If he had entirely tempered the wind to the shorn sheep
We would never have become men, but stayed in stone asleep.
Mighty the buffetings from God before Self in stone burst
From its prison to become moss and tree—and suffer thirst.
If we had not tramped the plains with burning feet
We would not have found the Beloved’s house in Love Street.
If we had not known the curling wave and the taste of brine
We would not have developed a palate for vintage wine.
The Beloved is all-merciful and compassionate,
Ever concerned about our arrival at true Self-state.
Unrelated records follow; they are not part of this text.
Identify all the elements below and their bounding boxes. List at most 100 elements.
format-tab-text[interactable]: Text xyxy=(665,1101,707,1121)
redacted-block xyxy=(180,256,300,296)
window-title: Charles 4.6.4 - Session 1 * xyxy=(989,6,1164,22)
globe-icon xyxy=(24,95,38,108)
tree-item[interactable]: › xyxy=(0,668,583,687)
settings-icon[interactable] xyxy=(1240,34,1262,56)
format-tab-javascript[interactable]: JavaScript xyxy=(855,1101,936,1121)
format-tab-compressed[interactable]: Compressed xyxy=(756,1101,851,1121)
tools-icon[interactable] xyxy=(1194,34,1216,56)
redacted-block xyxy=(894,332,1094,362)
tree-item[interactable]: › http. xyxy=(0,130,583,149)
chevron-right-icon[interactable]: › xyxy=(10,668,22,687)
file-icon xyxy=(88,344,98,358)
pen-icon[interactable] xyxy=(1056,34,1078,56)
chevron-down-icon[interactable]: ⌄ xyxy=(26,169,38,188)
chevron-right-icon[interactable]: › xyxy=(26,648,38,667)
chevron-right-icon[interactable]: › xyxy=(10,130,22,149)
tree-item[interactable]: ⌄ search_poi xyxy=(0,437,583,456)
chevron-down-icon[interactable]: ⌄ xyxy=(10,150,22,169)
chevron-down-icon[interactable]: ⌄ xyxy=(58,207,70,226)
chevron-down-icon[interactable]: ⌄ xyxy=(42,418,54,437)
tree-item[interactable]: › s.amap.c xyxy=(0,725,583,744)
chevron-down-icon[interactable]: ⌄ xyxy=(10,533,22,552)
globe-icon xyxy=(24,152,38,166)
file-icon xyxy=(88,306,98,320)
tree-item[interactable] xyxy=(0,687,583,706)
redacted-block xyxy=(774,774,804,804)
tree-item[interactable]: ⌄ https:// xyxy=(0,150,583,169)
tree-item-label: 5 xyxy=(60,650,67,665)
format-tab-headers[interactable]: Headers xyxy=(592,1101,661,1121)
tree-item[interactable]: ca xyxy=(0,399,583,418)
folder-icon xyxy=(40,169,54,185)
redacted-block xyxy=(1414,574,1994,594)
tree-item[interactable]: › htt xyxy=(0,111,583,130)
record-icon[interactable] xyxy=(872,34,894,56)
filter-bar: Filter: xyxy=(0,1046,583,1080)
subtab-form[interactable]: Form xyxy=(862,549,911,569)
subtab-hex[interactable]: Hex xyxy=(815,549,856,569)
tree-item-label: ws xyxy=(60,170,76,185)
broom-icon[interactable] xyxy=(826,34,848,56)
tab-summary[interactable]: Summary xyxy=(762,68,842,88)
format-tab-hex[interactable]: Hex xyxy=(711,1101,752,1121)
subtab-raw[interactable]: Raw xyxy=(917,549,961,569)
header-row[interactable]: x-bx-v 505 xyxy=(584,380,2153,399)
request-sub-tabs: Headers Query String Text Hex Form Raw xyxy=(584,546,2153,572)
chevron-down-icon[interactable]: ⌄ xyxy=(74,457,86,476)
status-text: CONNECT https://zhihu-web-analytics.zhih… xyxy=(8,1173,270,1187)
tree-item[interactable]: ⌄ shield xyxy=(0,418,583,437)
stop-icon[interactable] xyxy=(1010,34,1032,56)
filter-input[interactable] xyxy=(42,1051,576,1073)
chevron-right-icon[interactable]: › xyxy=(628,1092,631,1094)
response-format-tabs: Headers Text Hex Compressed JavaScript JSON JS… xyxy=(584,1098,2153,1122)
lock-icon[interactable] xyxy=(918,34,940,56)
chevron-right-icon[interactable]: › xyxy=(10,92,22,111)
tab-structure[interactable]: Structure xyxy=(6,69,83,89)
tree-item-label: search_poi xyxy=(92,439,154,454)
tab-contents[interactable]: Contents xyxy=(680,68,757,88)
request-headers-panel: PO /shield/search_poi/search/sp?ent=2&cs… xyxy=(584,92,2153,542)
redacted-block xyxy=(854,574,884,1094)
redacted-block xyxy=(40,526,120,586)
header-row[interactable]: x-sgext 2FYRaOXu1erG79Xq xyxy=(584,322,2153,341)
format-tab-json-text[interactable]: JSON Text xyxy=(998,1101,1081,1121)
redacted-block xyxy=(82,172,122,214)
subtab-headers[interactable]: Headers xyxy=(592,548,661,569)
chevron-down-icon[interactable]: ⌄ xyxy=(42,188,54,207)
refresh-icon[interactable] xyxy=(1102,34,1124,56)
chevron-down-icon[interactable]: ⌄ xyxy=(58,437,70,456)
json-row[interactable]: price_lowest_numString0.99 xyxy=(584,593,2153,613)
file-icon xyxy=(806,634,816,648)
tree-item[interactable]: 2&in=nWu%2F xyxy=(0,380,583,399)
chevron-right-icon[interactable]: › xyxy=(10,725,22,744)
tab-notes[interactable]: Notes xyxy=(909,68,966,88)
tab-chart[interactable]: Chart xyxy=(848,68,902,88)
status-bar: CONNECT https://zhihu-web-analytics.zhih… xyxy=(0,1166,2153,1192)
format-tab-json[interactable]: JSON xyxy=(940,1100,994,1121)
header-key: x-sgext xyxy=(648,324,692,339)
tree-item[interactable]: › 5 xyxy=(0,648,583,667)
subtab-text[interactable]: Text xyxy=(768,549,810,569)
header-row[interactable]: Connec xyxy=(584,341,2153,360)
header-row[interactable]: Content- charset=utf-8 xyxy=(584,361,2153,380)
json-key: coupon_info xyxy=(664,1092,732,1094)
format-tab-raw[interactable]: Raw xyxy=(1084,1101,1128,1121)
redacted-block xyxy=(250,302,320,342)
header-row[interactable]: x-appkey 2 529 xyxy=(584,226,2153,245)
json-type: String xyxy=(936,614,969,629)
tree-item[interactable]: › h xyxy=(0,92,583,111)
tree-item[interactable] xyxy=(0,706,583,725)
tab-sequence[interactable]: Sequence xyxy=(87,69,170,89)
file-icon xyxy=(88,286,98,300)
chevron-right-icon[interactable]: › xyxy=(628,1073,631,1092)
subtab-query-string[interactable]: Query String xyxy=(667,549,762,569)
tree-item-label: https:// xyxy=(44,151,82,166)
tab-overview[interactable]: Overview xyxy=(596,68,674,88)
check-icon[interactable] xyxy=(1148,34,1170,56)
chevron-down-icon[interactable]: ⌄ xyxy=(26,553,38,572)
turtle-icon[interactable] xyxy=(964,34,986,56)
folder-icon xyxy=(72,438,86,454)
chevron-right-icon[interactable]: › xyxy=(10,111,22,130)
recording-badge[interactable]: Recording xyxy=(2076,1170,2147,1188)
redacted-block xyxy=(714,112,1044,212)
He drove us up out of stone-dwelling, out of leaf, out of sheep.
If he had tempered the wind entirely we would still be asleep.
To ascend up the evolutionary tree is to become more subject to suffering. If God had wanted to merely protect he would never have let us reach sentience. The sufferings are part of the awakening that drives us on to full consciousness. Our wanderings and hardships are inseparable from the arriving at our destination.
The house of the beloved is where we are given the wine of self-knowledge, the taste of sat, chit, ananda. The waves of good and bad and the brine (one connotation of which is our salt tears) give us the maturity to enjoy mature wine.
The creation is asleep and has to be made to wake up. If false kindness had tempered the wind to the shorn sheep we would never have been needing to awaken. The whole terrible struggle of evolving nature and of humanity is seen as the gift of God to know real knowledge. This affirmation springs from a discovery in his Master of God as love.